I was so ridiculously inspired by Rachel’s
I seriously and officially own that I constantly justify and explain myself to others. What I mean is that I can’t just make a statement and let it stand. I feel like I need to tell why I’m making that statement, explain where I’m coming from, and make people see that this is a reasonable way for me to feel in light of past and current circumstances. Well, I’m owning that I am what I am. Sorry I’m not sorry.
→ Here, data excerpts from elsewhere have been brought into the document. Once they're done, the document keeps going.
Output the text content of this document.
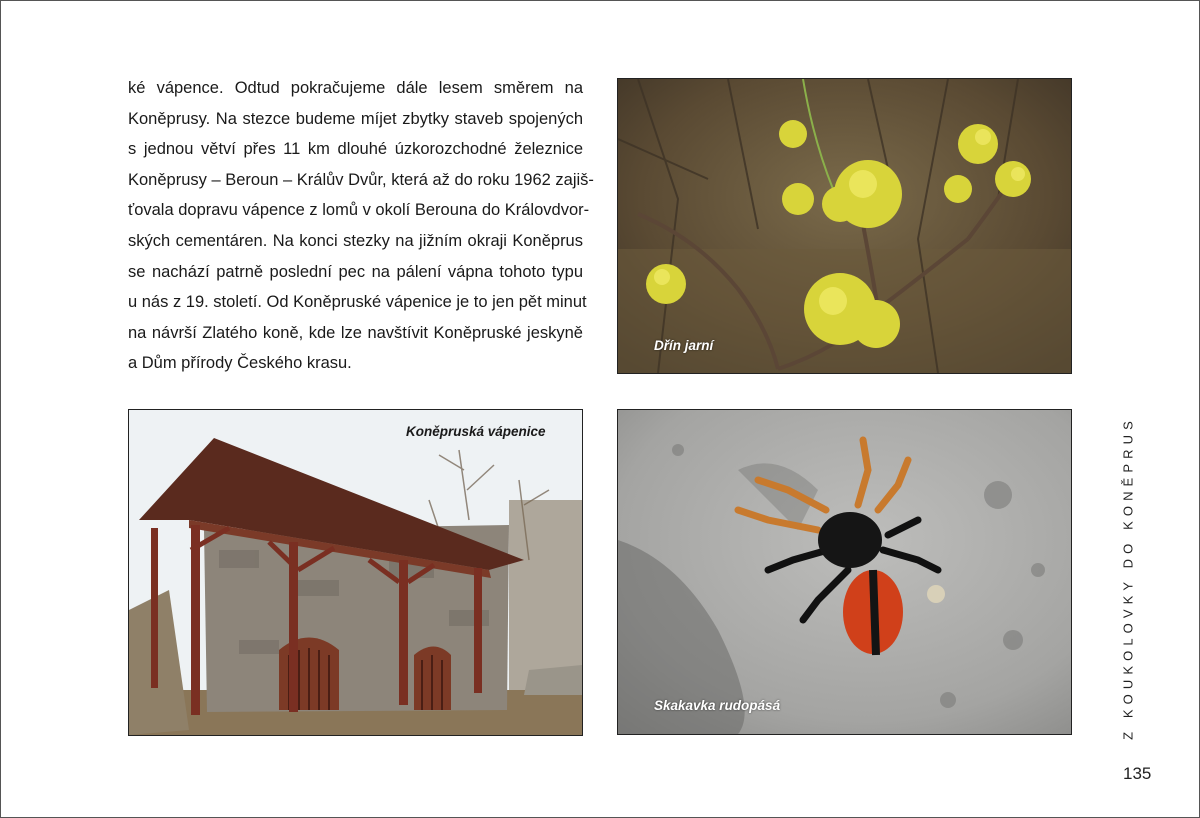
ké vápence. Odtud pokračujeme dále lesem směrem na
Koněprusy. Na stezce budeme míjet zbytky staveb spojených
s jednou větví přes 11 km dlouhé úzkorozchodné železnice
Koněprusy – Beroun – Králův Dvůr, která až do roku 1962 zajiš-
ťovala dopravu vápence z lomů v okolí Berouna do Královdvor-
ských cementáren. Na konci stezky na jižním okraji Koněprus
se nachází patrně poslední pec na pálení vápna tohoto typu
u nás z 19. století. Od Koněpruské vápenice je to jen pět minut
na návrší Zlatého koně, kde lze navštívit Koněpruské jeskyně
a Dům přírody Českého krasu.
Dřín jarní
Koněpruská vápenice
Skakavka rudopásá	Z KOUKOLOVKY DO KONĚPRUS
135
I have no qualms about the fact that I am dirty and immature. I’m a bit of a pistol sometimes and the enthusiasm I bring to my perkiness in daily life I also bring to taking a bitch down a peg or two. I have faith and am a Christian but I will never go into full time ministry or be one of those “Let me tell you about my friend Jesus” people. I’m not all rainbows and butterflies. I love being the queen of TMI. (and on that note…) I’m thoroughly content in my decision to not have sex until I’m married but I don’t think that others have to wait. That’s right, I’m a Christian that thinks we make sex too big of a deal.
Sorry I’m not sorry.
I also love to dance and act totally skanky. I’m a bit of a snob when it comes to food, clothes, jewelry, alcohol, shoes, books, and a whole host of other things. I love philosophy and am a total nerd in some ways. I speak like a Valley Girl even though I’ve never lived in the Valley. My ideal of beauty is the ballerina body. I don’t always like my body or myself. I still want to cut myself sometimes. I struggle with not wanting to eat sometimes. Other times I want to get into an eating contest with a hippo. I know what my issues are and I’m working on them. I miss typos.
Sorry I’m not sorry.
I’ll never fit into any box or classification properly and I don’t care. Justifying and explaining myself has only lead to self doubt and insecurity. So, this is the last post in which I will explain myself. If you see my do otherwise, call my ass out on it.
I’m still working on my shit. Posting this in a fury of “Yes we can!” pride isn’t going to make my insecurity and self doubt go away, but it’s a step in the right direction. (It’s true, as I write this I worry what people will think of it.)
I’ve justified and explained the hell out of myself and now I’m done. None of you asked for the explanations, it was just me projecting my own shit. So, I guess that I’m really saying to myself as much as to the world, sorry I’m not sorry.
Sorry I’m not sorry Kendra but you are who you are. Own it. Stop being a little bitch. Nobody likes the little whiny kid begging for approval.